The Quartering Act was not the sole motivation for this violence and the subsequent American Revolution. Instead, it was only a single of the many causes that built upon one another until the colonists were left with no other option but violence and rebellion. 

What was the Quartering Act of 1765? 

After the French and Indian War, also known as the Seven Years’ War, ended in 1763 with the signing of the Treaty of Paris, the government of Great Britain decided it was best to leave a large number of the soldiers — previously sent to America to fight the French — in the colonies, so that they could provide for the colonial defense. A seemingly honest enough venture.

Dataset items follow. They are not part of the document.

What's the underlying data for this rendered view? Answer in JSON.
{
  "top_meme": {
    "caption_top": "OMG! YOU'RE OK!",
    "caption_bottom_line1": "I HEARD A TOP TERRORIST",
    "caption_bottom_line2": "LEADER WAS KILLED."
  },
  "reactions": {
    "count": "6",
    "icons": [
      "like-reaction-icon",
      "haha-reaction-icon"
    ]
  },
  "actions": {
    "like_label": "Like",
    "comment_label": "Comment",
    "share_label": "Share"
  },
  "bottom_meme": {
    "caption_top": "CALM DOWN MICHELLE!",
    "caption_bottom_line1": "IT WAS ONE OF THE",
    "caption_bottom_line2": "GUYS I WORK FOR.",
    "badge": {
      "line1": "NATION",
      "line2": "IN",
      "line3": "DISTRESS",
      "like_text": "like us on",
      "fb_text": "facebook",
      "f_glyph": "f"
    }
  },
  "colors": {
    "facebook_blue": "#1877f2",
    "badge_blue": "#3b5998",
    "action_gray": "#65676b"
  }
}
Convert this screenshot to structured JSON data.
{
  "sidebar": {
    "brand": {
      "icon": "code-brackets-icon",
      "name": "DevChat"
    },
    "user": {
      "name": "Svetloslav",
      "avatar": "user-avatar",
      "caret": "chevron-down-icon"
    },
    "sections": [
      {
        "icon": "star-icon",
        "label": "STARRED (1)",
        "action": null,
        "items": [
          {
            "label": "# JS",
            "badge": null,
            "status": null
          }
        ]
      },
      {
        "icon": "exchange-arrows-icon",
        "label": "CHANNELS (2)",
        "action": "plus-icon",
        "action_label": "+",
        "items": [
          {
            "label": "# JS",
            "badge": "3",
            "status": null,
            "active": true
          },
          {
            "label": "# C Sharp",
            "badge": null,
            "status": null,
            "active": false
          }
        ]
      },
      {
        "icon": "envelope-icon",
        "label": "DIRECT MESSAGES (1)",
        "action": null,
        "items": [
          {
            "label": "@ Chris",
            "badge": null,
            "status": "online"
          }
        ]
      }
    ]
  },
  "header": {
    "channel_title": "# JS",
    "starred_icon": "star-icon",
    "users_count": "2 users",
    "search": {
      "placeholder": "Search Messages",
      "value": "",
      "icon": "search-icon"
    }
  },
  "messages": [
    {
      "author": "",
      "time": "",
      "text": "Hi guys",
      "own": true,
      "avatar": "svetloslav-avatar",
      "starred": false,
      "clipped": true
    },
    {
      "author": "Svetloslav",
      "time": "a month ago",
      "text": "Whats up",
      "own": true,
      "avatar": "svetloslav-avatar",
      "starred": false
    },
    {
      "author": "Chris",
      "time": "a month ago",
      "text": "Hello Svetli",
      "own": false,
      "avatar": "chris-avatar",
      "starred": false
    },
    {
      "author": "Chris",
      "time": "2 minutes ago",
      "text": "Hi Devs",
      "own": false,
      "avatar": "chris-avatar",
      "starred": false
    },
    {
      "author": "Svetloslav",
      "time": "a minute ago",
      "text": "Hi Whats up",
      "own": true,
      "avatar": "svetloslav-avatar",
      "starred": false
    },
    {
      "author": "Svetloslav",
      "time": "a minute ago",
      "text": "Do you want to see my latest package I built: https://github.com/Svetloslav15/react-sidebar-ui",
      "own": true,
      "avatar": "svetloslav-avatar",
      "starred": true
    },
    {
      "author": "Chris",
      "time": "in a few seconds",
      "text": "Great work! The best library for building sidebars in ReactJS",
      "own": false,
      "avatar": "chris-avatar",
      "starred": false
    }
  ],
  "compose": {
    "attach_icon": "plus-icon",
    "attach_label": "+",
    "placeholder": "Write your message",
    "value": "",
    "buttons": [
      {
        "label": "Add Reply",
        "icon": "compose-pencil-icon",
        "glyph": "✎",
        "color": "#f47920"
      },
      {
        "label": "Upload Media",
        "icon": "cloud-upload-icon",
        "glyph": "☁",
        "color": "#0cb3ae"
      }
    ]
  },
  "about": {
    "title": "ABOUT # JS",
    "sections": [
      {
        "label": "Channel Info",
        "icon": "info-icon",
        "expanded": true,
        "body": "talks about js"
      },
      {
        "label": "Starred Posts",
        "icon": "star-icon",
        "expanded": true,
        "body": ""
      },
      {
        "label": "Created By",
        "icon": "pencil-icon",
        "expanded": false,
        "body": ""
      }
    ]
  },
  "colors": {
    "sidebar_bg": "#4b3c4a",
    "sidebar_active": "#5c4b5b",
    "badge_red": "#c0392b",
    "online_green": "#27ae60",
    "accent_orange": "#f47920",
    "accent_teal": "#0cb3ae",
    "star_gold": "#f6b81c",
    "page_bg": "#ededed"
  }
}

However, England was in tremendous debt after the war, and Parliament could not and would not pay for this army to stay, so it passed the Quartering Act of 1765, making it the responsibility of colonial assemblies to provide and provision for the troops stationed in their colony. 

The law stated that troops could be housed in colonial barracks, and that if these were not available, then in the inns, livery stables, ale houses, uninhabited houses, outhouses, barns, and the houses of sellers of wine. 

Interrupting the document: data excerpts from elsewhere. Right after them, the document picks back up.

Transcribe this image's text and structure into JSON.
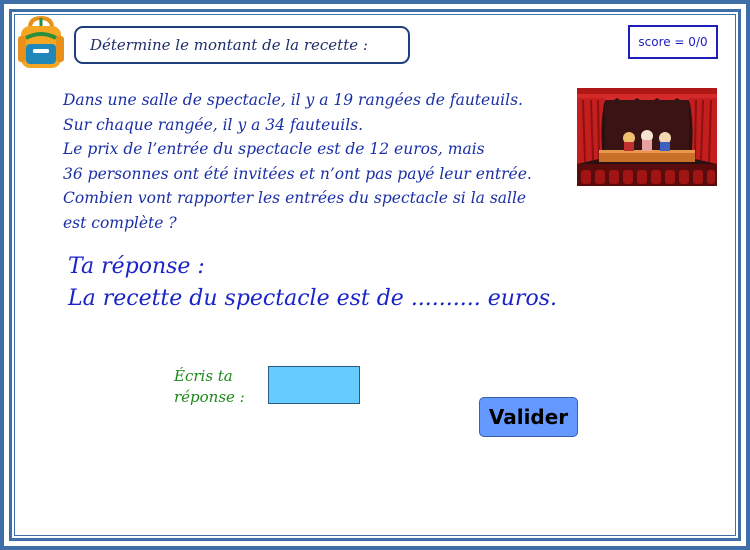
{
  "header": {
    "title": "Détermine le montant de la recette :",
    "score": "score = 0/0"
  },
  "problem": {
    "lines": [
      "Dans une salle de spectacle, il y a 19 rangées de fauteuils.",
      "Sur chaque rangée, il y a 34 fauteuils.",
      "Le prix de l’entrée du spectacle est de 12 euros, mais",
      "36 personnes ont été invitées et n’ont pas payé leur entrée.",
      "Combien vont rapporter les entrées du spectacle si la salle",
      "est complète ?"
    ]
  },
  "answer": {
    "heading": "Ta réponse :",
    "sentence": "La recette du spectacle est de .......... euros."
  },
  "input": {
    "label_line1": "Écris ta",
    "label_line2": "réponse :",
    "value": ""
  },
  "button": {
    "label": "Valider",
    "color": "#6699ff"
  },
  "images": {
    "icon": "backpack-icon",
    "illustration": "theater-stage-image"
  },
  "colors": {
    "frame": "#3f6fa8",
    "problem_text": "#1a2fa6",
    "answer_text": "#1a23c9",
    "label_text": "#1b8a1b",
    "input_bg": "#66ccff"
  }
}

This law did not require colonists to house troops in their private homes (yet), but it was still insulting all the same, and was resisted by those most affected. 

Quartering Act Date

The Quartering Act was passed March 24, 1765 by the British Parliament.

Why Was the Quartering Act Passed?

This is kind of the big question. As mentioned, the official reason was to make it easier to keep a standing army in colonial America so that the colonies would be properly defended from any attacks, either by the French or, more likely, by Native Americans. 

However, colonists at the time felt it was a move designed to make it easier for the British Parliament to enforce policies they enacted without the consultation and consent of the Americans they affected. 

They also felt the Quartering Act was an attempt to, in effect, tax the colonies (as assemblies needed to tax citizens to pay for the provisioning of troops in their colony), again without any representation in Parliament. 

This idea of “taxation without representation raising and keeping a standing army without the consent of Parliament” would become a focal point of the American Revolution moving forward, especially after the passage of the Townshend Acts in 1765.

Response to the Quartering Act

As a matter of fact, the English Bill of Rights barred people from having to host redcoats inside their homes and it also frowned upon the King establishing standing armies during peacetime. But during the French and Indian War, the British soldiers forcefully took over some private homes, and it argued with New York and Pennsylvania in 1756 about occupying other buildings.

The Stamp Act was also passed in 1765, and this received more attention largely because it affected more people, and because it, too, was an attempt to impose a direct tax on the colonies without proper representation.

However, colonists still resisted. New York flat out refused to comply with the law, with the colonial assembly not allowing a ship carrying 1,500 British soldiers to land in their city harbor. The New York Colonial Assembly felt that the Act violated the 1689 English Bill of Rights. In response, Parliament passed a law suspending New York’s provincial government, but this never came to pass as the state eventually gave in to the Quartering Act. The New York Provincial Assembly refused to comply with the until 1771 when they finally allocated funds for the quartering of the British troops.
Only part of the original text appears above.